Он замолчал и задумался. Но она инстинктивно угадала его мысли своим любящим сердцем, которое более принадлежало ему, нежели он подозревал это.
— Если я не ошибаюсь, Герман, то твои слова относятся к Сесили и той любви, которая кроется в ее сердце!
— Как тебе пришло это в голову, Лина? — спросил он со смущением, которое было для нее красноречивее открытого признания.
— То, что ты говорил о Сесили было достаточно, чтобы понять тебя или, вернее сказать, ты настолько умалчивал о ней, что я могла догадаться, что происходит в твоей душе.
— Я ожидал, что ты придешь к такому заключению, и поэтому не говорил с тобой о Сесили. Говоря откровенно, племянница госпожи Симеон до сих пор интересовала меня, как милая, очаровательная загадка…
Герман увлекся занимавшей его темой и, не замечая, что Лина почти не слушает его, распространялся о достоинствах Геберти. В сердце молодой женщины происходила борьба самых различных ощущений. Сказанное ею только побудило его видеть в загадочной француженке то, чего он не заметил в Терезе; и теперь она упрекала себя, что так долго оставляла его в неведении. Она сознательно умалчивала о любви Терезы, и даже радовалась, что Герман не платит ей взаимностью, а теперь, быть может, будет еще хуже, и ей придется навсегда расстаться с ним. Чувство необъяснимого страха примешивалось к ее душевным страданиям и еще больше увеличивало их. Слезы подступали к глазам, она не решилась заговорить, чтобы не расплакаться. Но тем не менее ей хотелось во что бы то ни стало вызвать Германа на объяснение. Они уже свернули в улицу, где был ее дом, и Лина видела издали при лунном свете Людвига, который сидел у окна, ожидая ее возвращения.
Они прошли молча несколько шагов, наконец Лина овладела собой и сказала торопливо:
— Насколько я слышала, госпожа Симеон пользуется не особенно хорошей репутацией, и поэтому мне кажется сомнительным, что она держит свою племянницу вдали от общества… Она не стала бы прятать ее без основательной причины, а, напротив, гордилась бы такой родственницей и стала бы из тщеславия вывозить ее в свет. Не думай, пожалуйста, чтобы я имею что-либо против Сесили, которую ты так расхваливаешь. Но прошу об одном: дай мне честное слово, что ты не сделаешь никакого решительного шага до тех пор, пока я сама не увижу ее и не наведу о ней точных справок…

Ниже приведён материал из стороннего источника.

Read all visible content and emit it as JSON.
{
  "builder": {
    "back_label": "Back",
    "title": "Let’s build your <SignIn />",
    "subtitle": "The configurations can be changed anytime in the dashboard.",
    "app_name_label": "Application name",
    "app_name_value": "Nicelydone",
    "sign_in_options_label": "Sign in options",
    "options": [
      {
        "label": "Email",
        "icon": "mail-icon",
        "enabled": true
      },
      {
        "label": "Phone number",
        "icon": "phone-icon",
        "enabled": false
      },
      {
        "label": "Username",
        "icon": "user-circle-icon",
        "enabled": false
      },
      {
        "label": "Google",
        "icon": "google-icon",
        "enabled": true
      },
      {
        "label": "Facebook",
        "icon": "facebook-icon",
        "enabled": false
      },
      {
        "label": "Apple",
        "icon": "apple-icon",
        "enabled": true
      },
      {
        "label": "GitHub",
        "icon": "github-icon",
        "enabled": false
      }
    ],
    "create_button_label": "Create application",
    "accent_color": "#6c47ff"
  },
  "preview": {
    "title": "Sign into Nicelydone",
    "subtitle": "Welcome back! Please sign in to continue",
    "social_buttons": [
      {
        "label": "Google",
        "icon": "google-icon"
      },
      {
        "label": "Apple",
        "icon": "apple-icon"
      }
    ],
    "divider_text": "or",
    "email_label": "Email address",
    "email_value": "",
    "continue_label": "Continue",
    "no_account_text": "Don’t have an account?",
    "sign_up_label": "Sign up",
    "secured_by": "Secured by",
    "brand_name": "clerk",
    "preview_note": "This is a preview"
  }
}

Герман в задумчивости молчал, и она сказала еще настойчивее:
— Я чувствую себя виновной перед тобой, Герман, и поэтому решаюсь вмешаться в это дело. Мне не следовало бы вовсе сообщать тебе о любви Терезы, но я не ожидала, что это может побудить тебя действовать, очертя голову. Кто не понял истинной любви, тот должен быть еще более осторожным, чтобы не ошибиться относительно обманчивой привязанности. Не упрямься, Герман! Я сделаю визит Сесили, предупреди ее об этом и уговори принять меня…

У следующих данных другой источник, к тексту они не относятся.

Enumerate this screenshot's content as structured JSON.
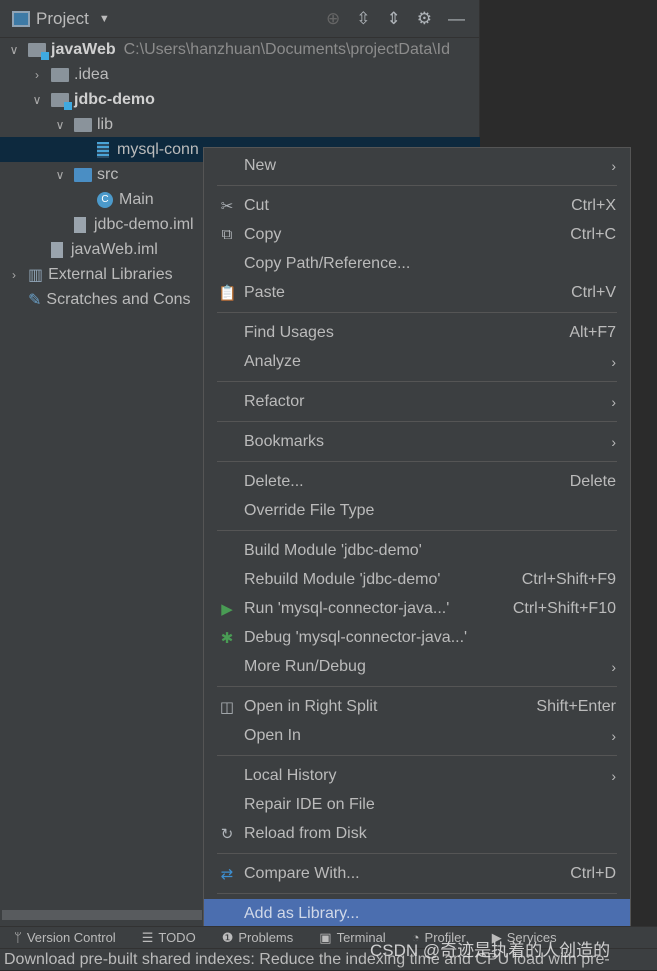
{
  "panel": {
    "title": "Project",
    "icons": [
      "locate-icon",
      "expand-all-icon",
      "collapse-all-icon",
      "gear-icon",
      "minimize-icon"
    ]
  },
  "tree": [
    {
      "label": "javaWeb",
      "path": "C:\\Users\\hanzhuan\\Documents\\projectData\\Id",
      "type": "module",
      "expanded": true
    },
    {
      "label": ".idea",
      "type": "folder",
      "expanded": false
    },
    {
      "label": "jdbc-demo",
      "type": "module",
      "expanded": true
    },
    {
      "label": "lib",
      "type": "folder",
      "expanded": true
    },
    {
      "label": "mysql-conn",
      "type": "jar",
      "selected": true
    },
    {
      "label": "src",
      "type": "source-folder",
      "expanded": true
    },
    {
      "label": "Main",
      "type": "class"
    },
    {
      "label": "jdbc-demo.iml",
      "type": "file"
    },
    {
      "label": "javaWeb.iml",
      "type": "file"
    },
    {
      "label": "External Libraries",
      "type": "libraries",
      "expanded": false
    },
    {
      "label": "Scratches and Cons",
      "type": "scratches"
    }
  ],
  "menu": [
    {
      "label": "New",
      "submenu": true
    },
    {
      "sep": true
    },
    {
      "label": "Cut",
      "shortcut": "Ctrl+X",
      "icon": "scissors-icon"
    },
    {
      "label": "Copy",
      "shortcut": "Ctrl+C",
      "icon": "copy-icon"
    },
    {
      "label": "Copy Path/Reference..."
    },
    {
      "label": "Paste",
      "shortcut": "Ctrl+V",
      "icon": "paste-icon"
    },
    {
      "sep": true
    },
    {
      "label": "Find Usages",
      "shortcut": "Alt+F7"
    },
    {
      "label": "Analyze",
      "submenu": true
    },
    {
      "sep": true
    },
    {
      "label": "Refactor",
      "submenu": true
    },
    {
      "sep": true
    },
    {
      "label": "Bookmarks",
      "submenu": true
    },
    {
      "sep": true
    },
    {
      "label": "Delete...",
      "shortcut": "Delete"
    },
    {
      "label": "Override File Type"
    },
    {
      "sep": true
    },
    {
      "label": "Build Module 'jdbc-demo'"
    },
    {
      "label": "Rebuild Module 'jdbc-demo'",
      "shortcut": "Ctrl+Shift+F9"
    },
    {
      "label": "Run 'mysql-connector-java...'",
      "shortcut": "Ctrl+Shift+F10",
      "icon": "run-icon"
    },
    {
      "label": "Debug 'mysql-connector-java...'",
      "icon": "debug-icon"
    },
    {
      "label": "More Run/Debug",
      "submenu": true
    },
    {
      "sep": true
    },
    {
      "label": "Open in Right Split",
      "shortcut": "Shift+Enter",
      "icon": "split-icon"
    },
    {
      "label": "Open In",
      "submenu": true
    },
    {
      "sep": true
    },
    {
      "label": "Local History",
      "submenu": true
    },
    {
      "label": "Repair IDE on File"
    },
    {
      "label": "Reload from Disk",
      "icon": "reload-icon"
    },
    {
      "sep": true
    },
    {
      "label": "Compare With...",
      "shortcut": "Ctrl+D",
      "icon": "compare-icon"
    },
    {
      "sep": true
    },
    {
      "label": "Add as Library...",
      "highlighted": true
    }
  ],
  "toolwindows": [
    "Version Control",
    "TODO",
    "Problems",
    "Terminal",
    "Profiler",
    "Services"
  ],
  "status": "Download pre-built shared indexes: Reduce the indexing time and CPU load with pre-",
  "watermark": "CSDN @奇迹是执着的人创造的",
  "colors": {
    "highlight": "#4b6eaf",
    "selection": "#0d293e",
    "run": "#499c54"
  }
}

В это время они подошли к дому.
— Ты права, моя милая Лина. Я сам едва ли решился бы на окончательное объяснение, но во всяком случае меня радует твое намерение посетить Сесиль, потому что ты скажешь мне, какое впечатление она произвела на тебя.
— Значит, ты обещаешь исполнить мое желание? — спросила она шепотом, протягивая ему руку.
— Даю честное слово! — сказал он, отвечая на пожатие ее руки. Затем, взглянув на окно, он крикнул: — Покойной ночи, Людвиг!
XVII. Аудиенция у короля и Бабет
В суровое наполеоновское время государственная служба считалась выше всяких других обязанностей, даже молитвы. Герман, сын пастора, воспитанный в благочестии, несмотря на воскресный день должен был во время обедни сидеть за письменным столом и записывать инструкции, которые Бюлов диктовал ему по пунктам, и по поводу каждого из них давал подробные объяснения на словах. Затем оба отправились на аудиенцию в летний дворец короля, куда одновременно с ними прибыли Натузиус и Якобсон.